Noting that the EPA's risk reports are "subject to considerable scientific, political and public scrutiny," the scientists recommended a series of changes at EPA that they described as "more coherent, consistent and transparent."

"Global impacts are combining with the high financial and political stakes of risk management to place an unprecedented pressure on risk assessors in EPA. But risk assessment remains essential to the agency's mission to ensure protection of public health and the environment. Much work is needed to improve the scientific status, utility, and public credibility of risk assessment," the 15 scientists wrote in their report, entitled "Science and Decisions."

The problems, they said, include "long delays in completing complex risk assessments, some of which take decades to complete; lack of data, which leads to important uncertainty in risk assessments; and the need for risk assessment of many unevaluated chemicals in the marketplace and emerging agents."
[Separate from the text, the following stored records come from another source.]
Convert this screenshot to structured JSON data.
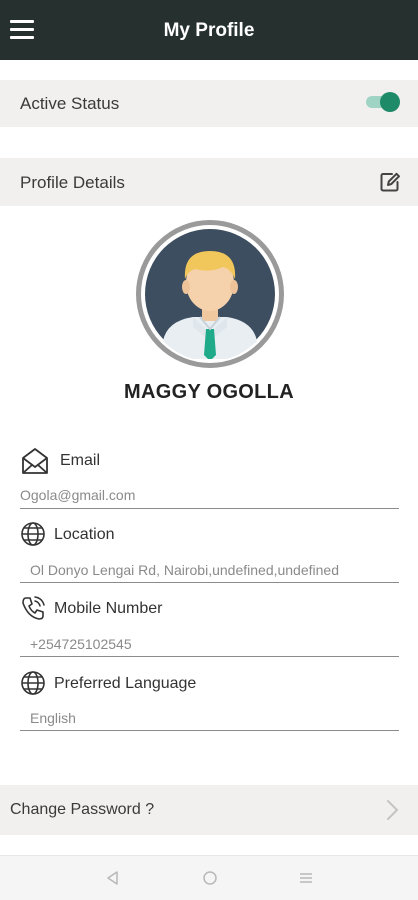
{
  "header": {
    "title": "My Profile",
    "menu_icon": "hamburger-menu-icon"
  },
  "active_status": {
    "label": "Active Status",
    "enabled": true,
    "color": "#1e8a68"
  },
  "profile_details": {
    "label": "Profile Details",
    "edit_icon": "edit-icon"
  },
  "user": {
    "name": "MAGGY OGOLLA"
  },
  "fields": {
    "email": {
      "label": "Email",
      "value": "Ogola@gmail.com",
      "icon": "envelope-icon"
    },
    "location": {
      "label": "Location",
      "value": "Ol Donyo Lengai Rd, Nairobi,undefined,undefined",
      "icon": "globe-icon"
    },
    "mobile": {
      "label": "Mobile Number",
      "value": "+254725102545",
      "icon": "phone-icon"
    },
    "language": {
      "label": "Preferred Language",
      "value": "English",
      "icon": "globe-icon"
    }
  },
  "change_password": {
    "label": "Change Password ?",
    "icon": "chevron-right-icon"
  },
  "colors": {
    "header_bg": "#26312f",
    "section_bg": "#f2f0ef",
    "accent": "#1e8a68"
  }
}
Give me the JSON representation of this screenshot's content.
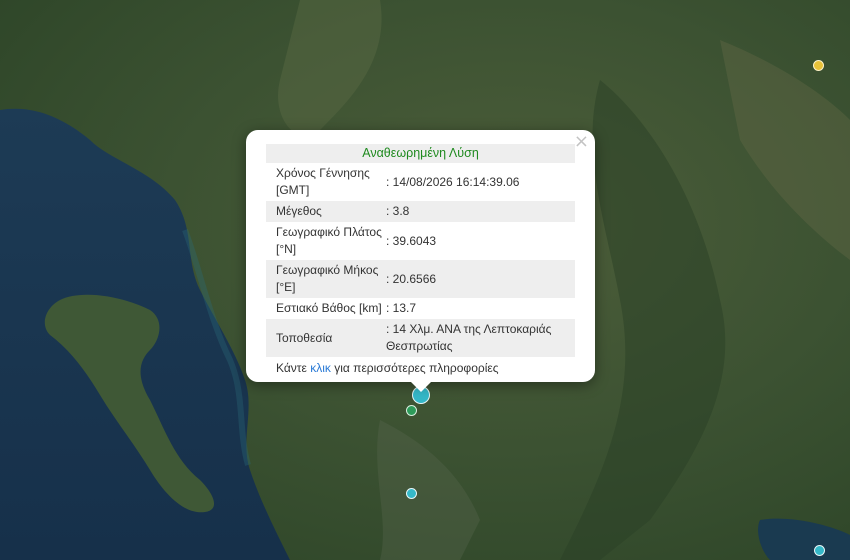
{
  "popup": {
    "title": "Αναθεωρημένη Λύση",
    "close_glyph": "×",
    "rows": [
      {
        "label": "Χρόνος Γέννησης [GMT]",
        "value": ": 14/08/2026 16:14:39.06"
      },
      {
        "label": "Μέγεθος",
        "value": ": 3.8"
      },
      {
        "label": "Γεωγραφικό Πλάτος [°N]",
        "value": ": 39.6043"
      },
      {
        "label": "Γεωγραφικό Μήκος [°E]",
        "value": ": 20.6566"
      },
      {
        "label": "Εστιακό Βάθος [km]",
        "value": ": 13.7"
      },
      {
        "label": "Τοποθεσία",
        "value": ": 14 Χλμ. ΑΝΑ της Λεπτοκαριάς Θεσπρωτίας"
      }
    ],
    "footer_prefix": "Κάντε ",
    "footer_link": "κλικ",
    "footer_suffix": " για περισσότερες πληροφορίες"
  },
  "colors": {
    "title_green": "#1f8a1f",
    "link_blue": "#2a7ad6",
    "marker_cyan": "#35b8c8",
    "marker_green": "#2e9b5a",
    "marker_yellow": "#e8c23a"
  }
}
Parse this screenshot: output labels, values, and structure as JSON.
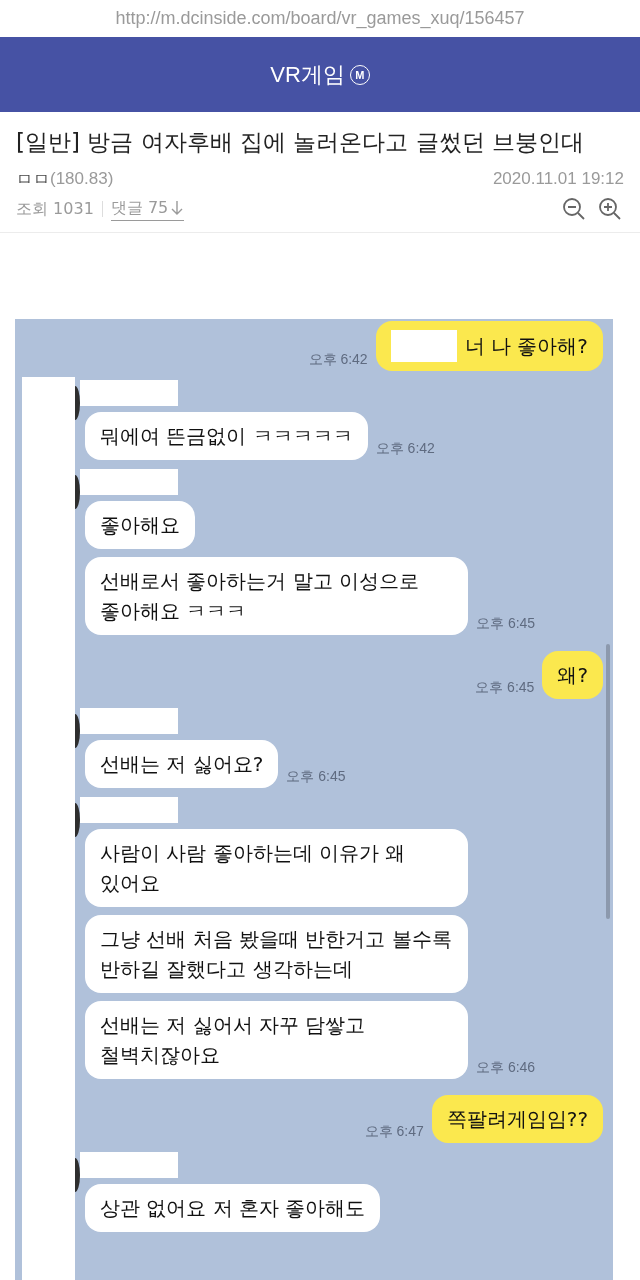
{
  "url_bar": {
    "url": "http://m.dcinside.com/board/vr_games_xuq/156457"
  },
  "header": {
    "title": "VR게임",
    "badge": "M"
  },
  "post": {
    "title": "[일반] 방금 여자후배 집에 놀러온다고 글썼던 브붕인대",
    "author": "ㅁㅁ",
    "author_ip": "(180.83)",
    "date": "2020.11.01 19:12",
    "views": "조회 1031",
    "comments": "댓글 75"
  },
  "chat": {
    "groups": [
      {
        "kind": "sent",
        "messages": [
          {
            "text": "너 나 좋아해?",
            "redacted": true
          }
        ],
        "time": "오후 6:42"
      },
      {
        "kind": "received",
        "messages": [
          {
            "text": "뭐에여 뜬금없이 ㅋㅋㅋㅋㅋ",
            "redacted": false
          }
        ],
        "time": "오후 6:42"
      },
      {
        "kind": "received",
        "messages": [
          {
            "text": "좋아해요",
            "redacted": false
          },
          {
            "text": "선배로서 좋아하는거 말고 이성으로 좋아해요 ㅋㅋㅋ",
            "redacted": false
          }
        ],
        "time": "오후 6:45"
      },
      {
        "kind": "sent",
        "messages": [
          {
            "text": "왜?",
            "redacted": false
          }
        ],
        "time": "오후 6:45"
      },
      {
        "kind": "received",
        "messages": [
          {
            "text": "선배는 저 싫어요?",
            "redacted": false
          }
        ],
        "time": "오후 6:45"
      },
      {
        "kind": "received",
        "messages": [
          {
            "text": "사람이 사람 좋아하는데 이유가 왜 있어요",
            "redacted": false
          },
          {
            "text": "그냥 선배 처음 봤을때 반한거고 볼수록 반하길 잘했다고 생각하는데",
            "redacted": false
          },
          {
            "text": "선배는 저 싫어서 자꾸 담쌓고 철벽치잖아요",
            "redacted": false
          }
        ],
        "time": "오후 6:46"
      },
      {
        "kind": "sent",
        "messages": [
          {
            "text": "쪽팔려게임임??",
            "redacted": false
          }
        ],
        "time": "오후 6:47"
      },
      {
        "kind": "received",
        "messages": [
          {
            "text": "상관 없어요 저 혼자 좋아해도",
            "redacted": false
          }
        ]
      }
    ]
  }
}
The committee was convened at the request of the EPA in an effort to update its strategy, which was modeled after a 1983 National Research Council report, dubbed “the Red Book.” The experts spent 18 months reviewing EPA’s risk assessments and nearly a year preparing the 382-page report.

Top officials from EPA's National Center for Environmental Assessment were briefed last Tuesday on the committee's findings, and observers said they seemed supportive of the recommendations.

EPA spokeswoman Suzanne Ackerman said the agency welcomed the report "because of our commitment to providing the best possible risk assessments to protect human health."  Agency officials had no specific comments about the recommendations, but Ackerman said they will review them and then develop a plan for implementing them.

The new approach would require a major transformation at the EPA, as well as substantial commitments by the President and Congress, the panel reported.